The paper's findings replicate on Claude 3 Opus and Claude 3.5 Sonnet (Old), the models that the paper focuses on. The exact percentages don't match, probably because I used a different dataset of harmful requests.

Almost all other models I tested are too good at refusing harmful requests. The only model that isn't is Gemini 2.5 Pro Preview, and it doesn't fake alignment, at least not in this scenario.

Sometimes models don't follow the output format that the prompt asks for. Such cases are shown in gray on the figure above. They are usually refusals, but I didn't verify all such cases.

Discussion

The original paper made quite a splash in the AI safety community. For example, Open Philanthropy, in its recent technical AI safety request for proposals, asked for experiments that further develop the findings of this paper and described more project ideas based on it than for any other paper.

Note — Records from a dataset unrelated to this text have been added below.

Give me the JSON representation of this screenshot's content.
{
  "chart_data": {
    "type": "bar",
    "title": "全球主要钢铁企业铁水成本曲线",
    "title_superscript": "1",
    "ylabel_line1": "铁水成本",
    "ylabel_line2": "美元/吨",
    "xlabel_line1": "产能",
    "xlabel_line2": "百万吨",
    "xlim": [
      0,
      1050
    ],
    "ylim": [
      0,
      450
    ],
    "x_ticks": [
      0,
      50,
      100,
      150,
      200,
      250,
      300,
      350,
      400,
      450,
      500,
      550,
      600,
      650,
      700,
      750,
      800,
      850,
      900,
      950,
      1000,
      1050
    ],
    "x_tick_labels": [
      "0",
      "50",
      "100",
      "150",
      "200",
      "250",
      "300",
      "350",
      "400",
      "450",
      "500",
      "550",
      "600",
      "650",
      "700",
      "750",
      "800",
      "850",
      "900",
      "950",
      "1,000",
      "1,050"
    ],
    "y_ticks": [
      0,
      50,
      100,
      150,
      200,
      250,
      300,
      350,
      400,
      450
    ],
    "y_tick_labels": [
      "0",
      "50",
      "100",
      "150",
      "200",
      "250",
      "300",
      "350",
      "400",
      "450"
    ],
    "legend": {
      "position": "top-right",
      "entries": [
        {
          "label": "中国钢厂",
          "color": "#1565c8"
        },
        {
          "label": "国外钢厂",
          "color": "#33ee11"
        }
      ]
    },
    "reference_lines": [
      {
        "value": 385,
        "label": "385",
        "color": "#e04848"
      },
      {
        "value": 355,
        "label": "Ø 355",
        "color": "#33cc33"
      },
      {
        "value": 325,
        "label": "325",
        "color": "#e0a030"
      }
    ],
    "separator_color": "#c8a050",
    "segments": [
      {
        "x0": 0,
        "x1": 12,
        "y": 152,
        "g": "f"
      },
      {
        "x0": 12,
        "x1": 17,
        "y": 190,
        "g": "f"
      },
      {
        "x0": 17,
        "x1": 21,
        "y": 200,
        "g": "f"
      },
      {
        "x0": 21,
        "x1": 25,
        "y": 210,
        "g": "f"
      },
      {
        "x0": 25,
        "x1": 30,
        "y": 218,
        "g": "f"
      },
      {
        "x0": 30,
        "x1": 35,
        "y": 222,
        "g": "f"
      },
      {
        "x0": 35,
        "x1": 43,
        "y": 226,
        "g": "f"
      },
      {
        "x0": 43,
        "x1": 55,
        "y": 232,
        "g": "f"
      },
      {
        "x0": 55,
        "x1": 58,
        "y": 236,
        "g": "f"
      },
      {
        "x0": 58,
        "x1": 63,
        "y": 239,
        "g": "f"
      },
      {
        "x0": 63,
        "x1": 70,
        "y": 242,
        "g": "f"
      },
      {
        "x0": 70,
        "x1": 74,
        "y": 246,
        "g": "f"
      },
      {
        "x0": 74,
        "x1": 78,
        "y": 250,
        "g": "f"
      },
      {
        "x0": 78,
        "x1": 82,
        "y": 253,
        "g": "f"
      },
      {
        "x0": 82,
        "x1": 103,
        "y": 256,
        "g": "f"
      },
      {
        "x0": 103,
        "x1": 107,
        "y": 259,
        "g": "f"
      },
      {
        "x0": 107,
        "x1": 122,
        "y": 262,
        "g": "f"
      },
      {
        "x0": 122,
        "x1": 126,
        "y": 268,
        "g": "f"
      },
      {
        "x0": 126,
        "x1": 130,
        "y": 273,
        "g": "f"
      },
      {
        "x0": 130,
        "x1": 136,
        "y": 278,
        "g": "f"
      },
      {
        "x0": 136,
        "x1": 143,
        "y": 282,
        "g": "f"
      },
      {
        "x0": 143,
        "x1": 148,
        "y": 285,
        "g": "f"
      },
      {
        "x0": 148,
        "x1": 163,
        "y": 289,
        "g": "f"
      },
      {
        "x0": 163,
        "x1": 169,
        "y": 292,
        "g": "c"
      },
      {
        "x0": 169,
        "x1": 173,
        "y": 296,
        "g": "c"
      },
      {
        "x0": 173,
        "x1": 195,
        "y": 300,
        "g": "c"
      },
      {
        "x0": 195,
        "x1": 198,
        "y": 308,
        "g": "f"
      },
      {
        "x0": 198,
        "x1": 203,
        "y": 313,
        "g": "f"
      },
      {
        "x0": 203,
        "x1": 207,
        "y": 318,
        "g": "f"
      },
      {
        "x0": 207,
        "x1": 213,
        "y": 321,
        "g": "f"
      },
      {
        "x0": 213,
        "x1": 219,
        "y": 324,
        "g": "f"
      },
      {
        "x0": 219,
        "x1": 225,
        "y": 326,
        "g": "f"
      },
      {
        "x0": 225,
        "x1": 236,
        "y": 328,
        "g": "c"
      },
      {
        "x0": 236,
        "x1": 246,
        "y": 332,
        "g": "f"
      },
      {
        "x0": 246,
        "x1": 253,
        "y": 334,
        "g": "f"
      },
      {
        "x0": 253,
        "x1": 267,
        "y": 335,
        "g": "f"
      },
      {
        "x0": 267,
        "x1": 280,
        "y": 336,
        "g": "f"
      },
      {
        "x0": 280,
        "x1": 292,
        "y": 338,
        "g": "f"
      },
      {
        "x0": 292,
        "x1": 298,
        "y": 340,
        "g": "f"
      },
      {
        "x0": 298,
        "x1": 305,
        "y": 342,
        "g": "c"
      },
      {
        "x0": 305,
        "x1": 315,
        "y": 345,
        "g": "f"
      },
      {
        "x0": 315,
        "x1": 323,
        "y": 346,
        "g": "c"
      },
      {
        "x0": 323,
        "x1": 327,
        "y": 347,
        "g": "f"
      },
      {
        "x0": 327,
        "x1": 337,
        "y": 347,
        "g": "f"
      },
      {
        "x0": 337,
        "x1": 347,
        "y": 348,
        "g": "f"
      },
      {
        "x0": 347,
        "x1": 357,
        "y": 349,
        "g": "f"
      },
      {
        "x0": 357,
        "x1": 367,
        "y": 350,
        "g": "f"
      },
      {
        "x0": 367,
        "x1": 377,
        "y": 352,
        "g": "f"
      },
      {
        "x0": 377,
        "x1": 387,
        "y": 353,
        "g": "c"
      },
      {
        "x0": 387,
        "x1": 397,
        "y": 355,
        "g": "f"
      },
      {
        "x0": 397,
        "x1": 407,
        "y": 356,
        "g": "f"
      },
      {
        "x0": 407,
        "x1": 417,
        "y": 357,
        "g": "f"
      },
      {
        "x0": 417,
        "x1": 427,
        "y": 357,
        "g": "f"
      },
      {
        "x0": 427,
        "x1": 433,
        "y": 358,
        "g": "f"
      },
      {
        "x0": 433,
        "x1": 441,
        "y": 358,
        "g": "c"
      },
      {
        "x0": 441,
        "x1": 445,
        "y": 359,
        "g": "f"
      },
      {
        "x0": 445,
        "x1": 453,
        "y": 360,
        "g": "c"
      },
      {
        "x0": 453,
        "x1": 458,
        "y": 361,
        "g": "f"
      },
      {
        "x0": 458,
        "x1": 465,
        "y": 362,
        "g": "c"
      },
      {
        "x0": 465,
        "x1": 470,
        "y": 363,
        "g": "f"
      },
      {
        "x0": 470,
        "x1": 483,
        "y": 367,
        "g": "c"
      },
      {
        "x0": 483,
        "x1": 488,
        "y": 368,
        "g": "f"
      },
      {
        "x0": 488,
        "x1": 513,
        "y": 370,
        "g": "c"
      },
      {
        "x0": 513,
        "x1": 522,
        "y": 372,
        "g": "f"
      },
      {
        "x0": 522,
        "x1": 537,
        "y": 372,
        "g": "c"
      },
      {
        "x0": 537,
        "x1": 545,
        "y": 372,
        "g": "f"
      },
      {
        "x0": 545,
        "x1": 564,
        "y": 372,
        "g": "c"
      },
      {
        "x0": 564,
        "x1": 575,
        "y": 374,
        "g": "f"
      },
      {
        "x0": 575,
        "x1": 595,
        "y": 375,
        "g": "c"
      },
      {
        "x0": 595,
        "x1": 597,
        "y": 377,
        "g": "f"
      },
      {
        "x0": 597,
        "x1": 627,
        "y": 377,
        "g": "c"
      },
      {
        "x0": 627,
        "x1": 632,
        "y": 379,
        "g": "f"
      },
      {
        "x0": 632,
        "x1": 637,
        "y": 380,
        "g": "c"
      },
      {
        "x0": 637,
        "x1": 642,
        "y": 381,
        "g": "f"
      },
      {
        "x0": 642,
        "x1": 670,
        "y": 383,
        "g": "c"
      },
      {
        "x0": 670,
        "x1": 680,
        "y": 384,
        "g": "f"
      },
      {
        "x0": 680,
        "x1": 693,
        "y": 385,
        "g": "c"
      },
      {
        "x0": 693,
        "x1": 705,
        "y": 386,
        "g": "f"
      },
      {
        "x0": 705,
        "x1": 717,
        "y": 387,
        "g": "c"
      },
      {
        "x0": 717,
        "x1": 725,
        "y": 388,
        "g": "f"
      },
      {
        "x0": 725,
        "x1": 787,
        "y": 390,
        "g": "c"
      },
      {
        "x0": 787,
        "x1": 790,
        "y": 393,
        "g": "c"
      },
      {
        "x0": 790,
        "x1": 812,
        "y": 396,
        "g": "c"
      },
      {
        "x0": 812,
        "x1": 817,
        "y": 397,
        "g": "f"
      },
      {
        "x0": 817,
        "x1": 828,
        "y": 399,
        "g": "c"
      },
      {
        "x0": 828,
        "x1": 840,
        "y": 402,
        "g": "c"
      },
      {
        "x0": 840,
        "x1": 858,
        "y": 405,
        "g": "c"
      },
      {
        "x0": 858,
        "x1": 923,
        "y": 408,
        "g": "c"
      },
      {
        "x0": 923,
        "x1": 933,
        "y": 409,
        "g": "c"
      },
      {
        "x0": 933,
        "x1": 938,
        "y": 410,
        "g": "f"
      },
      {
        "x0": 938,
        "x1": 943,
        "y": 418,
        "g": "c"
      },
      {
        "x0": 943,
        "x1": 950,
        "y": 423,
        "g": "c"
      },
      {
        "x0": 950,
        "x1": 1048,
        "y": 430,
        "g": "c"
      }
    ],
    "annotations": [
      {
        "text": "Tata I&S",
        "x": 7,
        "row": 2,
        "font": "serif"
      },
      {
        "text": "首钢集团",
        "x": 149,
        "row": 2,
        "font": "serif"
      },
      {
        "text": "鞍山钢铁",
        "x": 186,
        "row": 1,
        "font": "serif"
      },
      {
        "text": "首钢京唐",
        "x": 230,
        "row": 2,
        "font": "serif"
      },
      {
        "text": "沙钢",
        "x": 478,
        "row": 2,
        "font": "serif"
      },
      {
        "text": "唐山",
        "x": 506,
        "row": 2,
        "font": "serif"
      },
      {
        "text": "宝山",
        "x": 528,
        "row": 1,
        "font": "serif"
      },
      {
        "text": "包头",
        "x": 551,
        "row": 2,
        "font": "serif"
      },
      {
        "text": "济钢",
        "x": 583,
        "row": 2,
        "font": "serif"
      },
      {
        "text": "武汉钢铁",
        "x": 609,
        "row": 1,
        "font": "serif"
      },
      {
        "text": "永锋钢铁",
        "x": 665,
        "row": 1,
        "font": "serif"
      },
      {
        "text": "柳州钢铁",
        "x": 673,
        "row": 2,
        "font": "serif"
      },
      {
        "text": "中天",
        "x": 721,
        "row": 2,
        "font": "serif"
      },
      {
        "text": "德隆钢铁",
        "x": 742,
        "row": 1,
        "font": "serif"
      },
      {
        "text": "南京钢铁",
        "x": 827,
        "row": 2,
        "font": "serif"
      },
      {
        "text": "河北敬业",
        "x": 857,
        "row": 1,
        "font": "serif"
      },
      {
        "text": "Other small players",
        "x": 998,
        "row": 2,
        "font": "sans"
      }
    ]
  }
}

My results don't conclusively prove that no model other than Claude 3 Opus and Claude 3.5 Sonnet (Old) fakes alignment. It's hard to prove a negative.

I didn't test all models. I didn't use the same dataset. I tried only one prompt variation (the alignment faking GitHub repository contains hundreds).

However, my results do suggest that alignment faking may be more model-specific than one might expect given how famous this paper is.

The AI safety community should be cautious in generalizing findings demonstrated on a single family of models to all LLMs.